Ukombozi & Other Poems

Zafrina Nyawira Muthoni Njenga

The Silencing

There is a child screaming in an apartment not far from mine
but all children scream, I am 22, I have learned this, I am silent.
There is a woman screaming in the road, the road just before the estate I live in, the road with the streetlights intentionally shattered –
but all women scream, I am 15, I have learned this, I am silent.
There is a student screaming in a classroom not far from mine –
but all students scream, I am 13, I have learned this, I am silent.
There is a crowd screaming at my grandfathers funeral –
but all crowds scream, I am 12, I have learned this, I am silent.
There is an urge to scream when the much older boy touches me in a region of my thighs still unfamiliar to me,
but children aren’t meant to scream for no reason, and we aren’t to tell lies about grownups –
even when they aren’t lies.
I am learning this. It is my eighth birthday, I am silent.

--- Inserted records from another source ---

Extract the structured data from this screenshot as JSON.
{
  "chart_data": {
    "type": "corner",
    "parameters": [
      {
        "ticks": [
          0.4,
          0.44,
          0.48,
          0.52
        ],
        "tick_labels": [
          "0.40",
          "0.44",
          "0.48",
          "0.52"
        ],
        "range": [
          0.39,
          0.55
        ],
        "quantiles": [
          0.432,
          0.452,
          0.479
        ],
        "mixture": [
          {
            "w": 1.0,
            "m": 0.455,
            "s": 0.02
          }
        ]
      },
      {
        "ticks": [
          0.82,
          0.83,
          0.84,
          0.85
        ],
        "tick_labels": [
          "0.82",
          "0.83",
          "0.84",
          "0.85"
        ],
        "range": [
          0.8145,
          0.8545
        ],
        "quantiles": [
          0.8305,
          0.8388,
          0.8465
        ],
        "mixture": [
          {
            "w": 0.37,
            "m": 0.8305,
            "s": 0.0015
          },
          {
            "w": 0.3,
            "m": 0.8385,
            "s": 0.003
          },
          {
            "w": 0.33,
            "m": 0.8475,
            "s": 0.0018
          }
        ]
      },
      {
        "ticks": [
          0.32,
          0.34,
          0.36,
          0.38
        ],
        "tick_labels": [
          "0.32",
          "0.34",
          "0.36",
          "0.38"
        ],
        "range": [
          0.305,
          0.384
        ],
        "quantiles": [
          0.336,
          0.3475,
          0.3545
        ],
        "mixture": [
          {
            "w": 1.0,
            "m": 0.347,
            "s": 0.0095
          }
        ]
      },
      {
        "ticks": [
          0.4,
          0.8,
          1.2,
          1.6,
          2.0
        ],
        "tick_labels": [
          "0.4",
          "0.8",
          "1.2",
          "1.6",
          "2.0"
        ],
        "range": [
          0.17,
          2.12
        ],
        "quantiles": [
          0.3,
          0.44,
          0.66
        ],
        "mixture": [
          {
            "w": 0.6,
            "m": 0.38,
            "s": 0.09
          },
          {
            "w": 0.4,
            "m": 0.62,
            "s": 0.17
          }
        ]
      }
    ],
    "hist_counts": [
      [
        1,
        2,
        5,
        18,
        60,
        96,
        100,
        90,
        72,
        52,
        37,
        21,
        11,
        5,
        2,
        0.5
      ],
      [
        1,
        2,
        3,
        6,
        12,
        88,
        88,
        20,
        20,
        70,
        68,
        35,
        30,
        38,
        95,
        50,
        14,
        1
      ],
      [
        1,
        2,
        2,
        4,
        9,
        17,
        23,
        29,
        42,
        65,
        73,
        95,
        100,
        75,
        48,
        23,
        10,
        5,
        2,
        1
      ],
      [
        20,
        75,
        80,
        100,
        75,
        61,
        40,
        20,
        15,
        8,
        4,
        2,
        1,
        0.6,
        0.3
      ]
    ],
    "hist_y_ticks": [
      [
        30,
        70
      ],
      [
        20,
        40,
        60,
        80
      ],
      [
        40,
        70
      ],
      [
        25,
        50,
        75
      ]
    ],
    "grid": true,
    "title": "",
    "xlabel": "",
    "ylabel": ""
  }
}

There are other screams, born of the same evil.
These screams come in threes:
the scream of metal, the scream of agony and the scream of silence, in that order.
I am 10 years old, I lift my head out of the book in which I am immersed, out of a world in which there is no screaming:
I turn to my mother,
she’s muted the television.
“What was that Ma?”
Another scream.
Ma shuts her eyes tight.
“Nothing my dear,” she smiles, and unmutes the television,
and so I learn, like the times before, and the times to follow, that it is nothing, and that I can be silent,
Until I learn that it is not and that I cannot.
For I have known the silencing, and I know it does not mean the absence of noise.

Ukombozi

Do you remember the first time he raised his voice at you?
Did you feel a tremor in the walls? In the ground beneath you?
Did the foundation of your being crumble ever so slightly?
What about the third time? When he backed you into a corner
did your mother, going about her business,
feel a pang in her heart?
Her little girl who she had loved so gently
 – sand castle built so delicate,
toppled by a wave.
Did she sense it? Did she know? Did you?
How about the fifth time?
You know the one.
It was the first night you hit the floor,
you wondered if it was always that cold.
Do you remember, you heard sirens blaring in the distance?
Ukombozi:
the realisation
that they were not in fact,
coming to save you.

Before you

I was eight years old when you found me,
did you think I would forget?
Minding my own business at my birthday party.
You took me by the hand, smiled, told me to take you to my room,
to show you my toys.
I wish I knew the kind you were talking about.
I have a photograph of a little me standing in front of my birthday cake from that day, smiling.
Oh! The way I smiled –
minutes?
hours?
Before you.

The Trauma of Christ

I picture him vividly when I leaf through the pages depicting his torture.
I picture the aftermath: the shaking episodes, the panic attacks, shortness of breath, inability to eat or sleep or be –
symptoms like mine –
I, made in his image.
I think to myself, I ask,
What of the trauma of Christ?
Was it accounted for in the grand scheme of things?
Part of the sacrifice?
Did he know not only what was to come, but what was to follow?
I sob for Him, deep heaving, head bowed, hands shaking.
I say a silent prayer for His healing.

Zafrina Nyawira Muthoni Njenga is a poet and writer from Nairobi, Kenya. She is a psychology major and this is her first official publication.